Structure and functionality

The Liebig cooler is a tube that is open at both ends and is surrounded by a larger tube. Cooling water flows between the inner and outer tubes, steam or distillate flows in the inner tube . Since the water has a lower temperature than the distillate, it cools it down so that it condenses on the wall of the inner pipe. Steam / distillate and cooling water flow in opposite directions. According to the counterflow principle , the cooling effect is greater than with the same direction of flow.
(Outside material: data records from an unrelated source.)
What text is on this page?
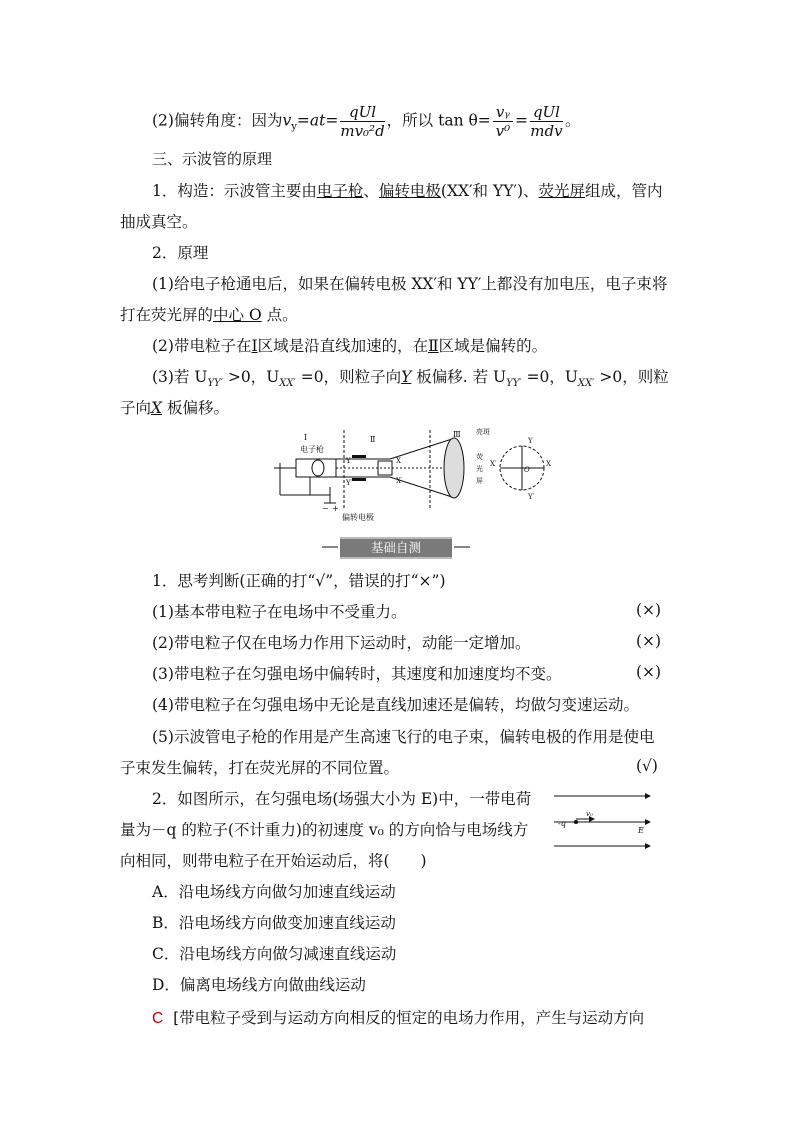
(2)偏转角度：因为$v_y=at= \frac{\text{qUl}}{\text{mv₀²d}}$ ，所以 $\tan \theta= \frac{\text{vᵧ}}{\text{v⁰}} = \frac{\text{qUl}}{\text{mdv}}$ 。
三、示波管的原理
1．构造：示波管主要由电子枪、偏转电极(XX′和 YY′)、荧光屏组成，管内
抽成真空。
2．原理
(1)给电子枪通电后，如果在偏转电极 XX′和 YY′上都没有加电压，电子束将
打在荧光屏的中心 O 点。
(2)带电粒子在Ⅰ区域是沿直线加速的，在Ⅱ区域是偏转的。
(3)若 $U_{YY'} >0$，$U_{XX'} =0$，则粒子向Y 板偏移. 若 $U_{YY'} =0$，$U_{XX'} >0$，则粒
子向X 板偏移。
Ⅰ
电子枪
Ⅱ
Ⅲ 亮斑
荧
光
屏
偏转电极
− +
Y
Y′
X
X′
O
Y
Y′
X
X′
基础自测
1．思考判断(正确的打“√”，错误的打“×”)
(1)基本带电粒子在电场中不受重力。	(×)
(2)带电粒子仅在电场力作用下运动时，动能一定增加。	(×)
(3)带电粒子在匀强电场中偏转时，其速度和加速度均不变。	(×)
(4)带电粒子在匀强电场中无论是直线加速还是偏转，均做匀变速运动。
(5)示波管电子枪的作用是产生高速飞行的电子束，偏转电极的作用是使电
子束发生偏转，打在荧光屏的不同位置。	(√)
2．如图所示，在匀强电场(场强大小为 E)中，一带电荷
量为－q 的粒子(不计重力)的初速度 v₀ 的方向恰与电场线方
向相同，则带电粒子在开始运动后，将(　　)
-q
v₀
E
A．沿电场线方向做匀加速直线运动
B．沿电场线方向做变加速直线运动
C．沿电场线方向做匀减速直线运动
D．偏离电场线方向做曲线运动
C [带电粒子受到与运动方向相反的恒定的电场力作用，产生与运动方向
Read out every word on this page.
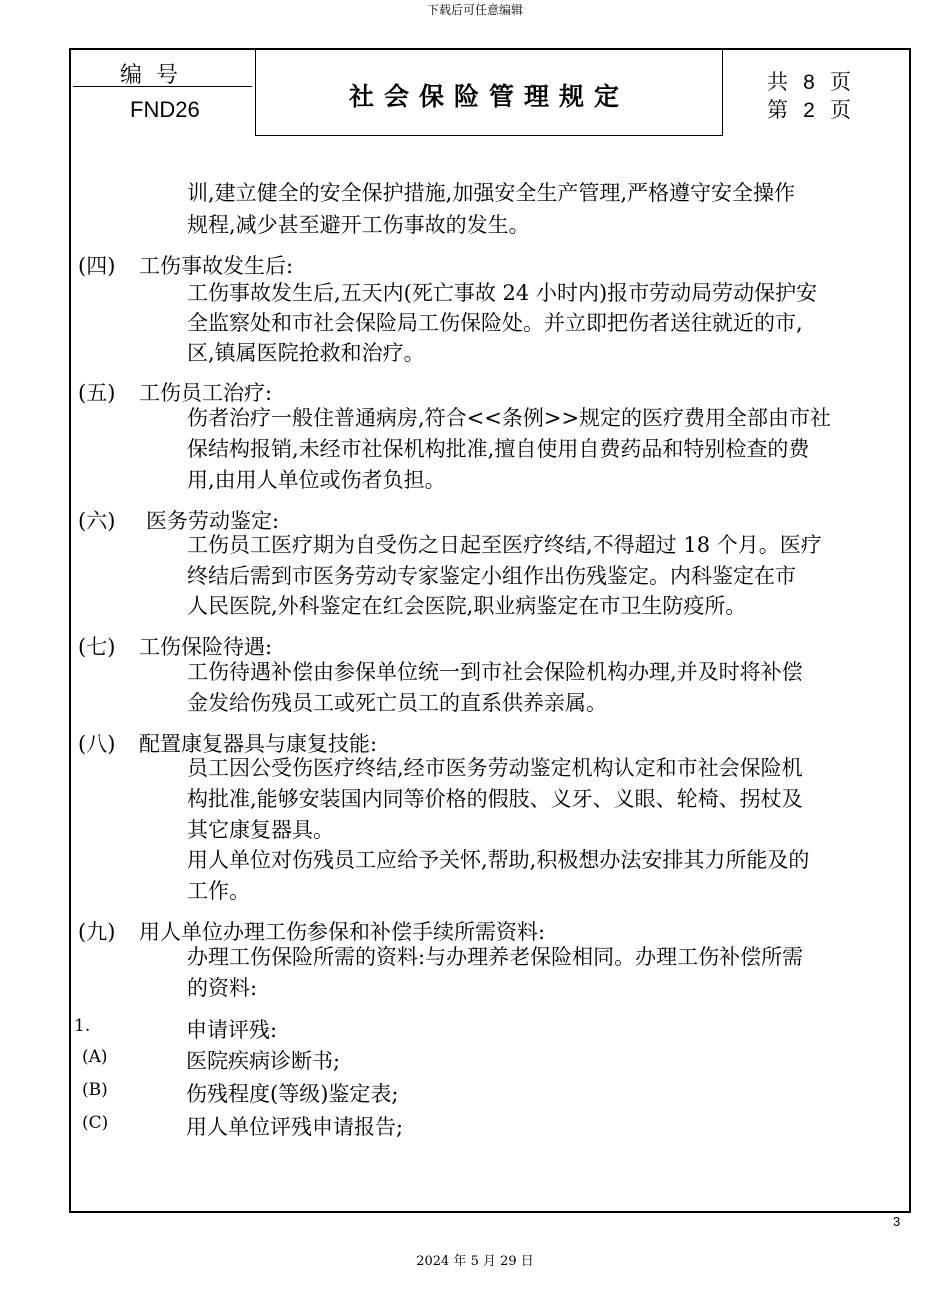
下载后可任意编辑
社会保险管理规定
编号
FND26
共 8 页
第 2 页
训,建立健全的安全保护措施,加强安全生产管理,严格遵守安全操作
规程,减少甚至避开工伤事故的发生。
(四) 工伤事故发生后:
工伤事故发生后,五天内(死亡事故 24 小时内)报市劳动局劳动保护安
全监察处和市社会保险局工伤保险处。并立即把伤者送往就近的市,
区,镇属医院抢救和治疗。
(五) 工伤员工治疗:
伤者治疗一般住普通病房,符合<<条例>>规定的医疗费用全部由市社
保结构报销,未经市社保机构批准,擅自使用自费药品和特别检查的费
用,由用人单位或伤者负担。
(六) 医务劳动鉴定:
工伤员工医疗期为自受伤之日起至医疗终结,不得超过 18 个月。医疗
终结后需到市医务劳动专家鉴定小组作出伤残鉴定。内科鉴定在市
人民医院,外科鉴定在红会医院,职业病鉴定在市卫生防疫所。
(七) 工伤保险待遇:
工伤待遇补偿由参保单位统一到市社会保险机构办理,并及时将补偿
金发给伤残员工或死亡员工的直系供养亲属。
(八) 配置康复器具与康复技能:
员工因公受伤医疗终结,经市医务劳动鉴定机构认定和市社会保险机
构批准,能够安装国内同等价格的假肢、义牙、义眼、轮椅、拐杖及
其它康复器具。
用人单位对伤残员工应给予关怀,帮助,积极想办法安排其力所能及的
工作。
(九) 用人单位办理工伤参保和补偿手续所需资料:
办理工伤保险所需的资料:与办理养老保险相同。办理工伤补偿所需
的资料:
1.	申请评残:
(A)	医院疾病诊断书;
(B)	伤残程度(等级)鉴定表;
(C)	用人单位评残申请报告;
3
2024 年 5 月 29 日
See also: countercurrent distillation and countercurrent condenser

The apparatus is slightly inclined to the horizontal position during operation: The distillate flows downwards in the inner tube following the force of gravity and is collected at the end of the cooler.

application

Liebig coolers are mainly used in the laboratory for the distillation of liquids, also in high vacuum . For the distillation of liquids with low boiling points, such as diethyl ether , the Liebig cooler is not well suited due to its very small cooling surface: Intensive coolers are then used.

Web links

Commons : Liebig Condenser  - collection of images, videos and audio files

Individual evidence

  1. G. Kahlbaum: The so-called Liebig'sche refrigerator . In: Reports of the German Chemical Society 1896 , 29 , 69–71.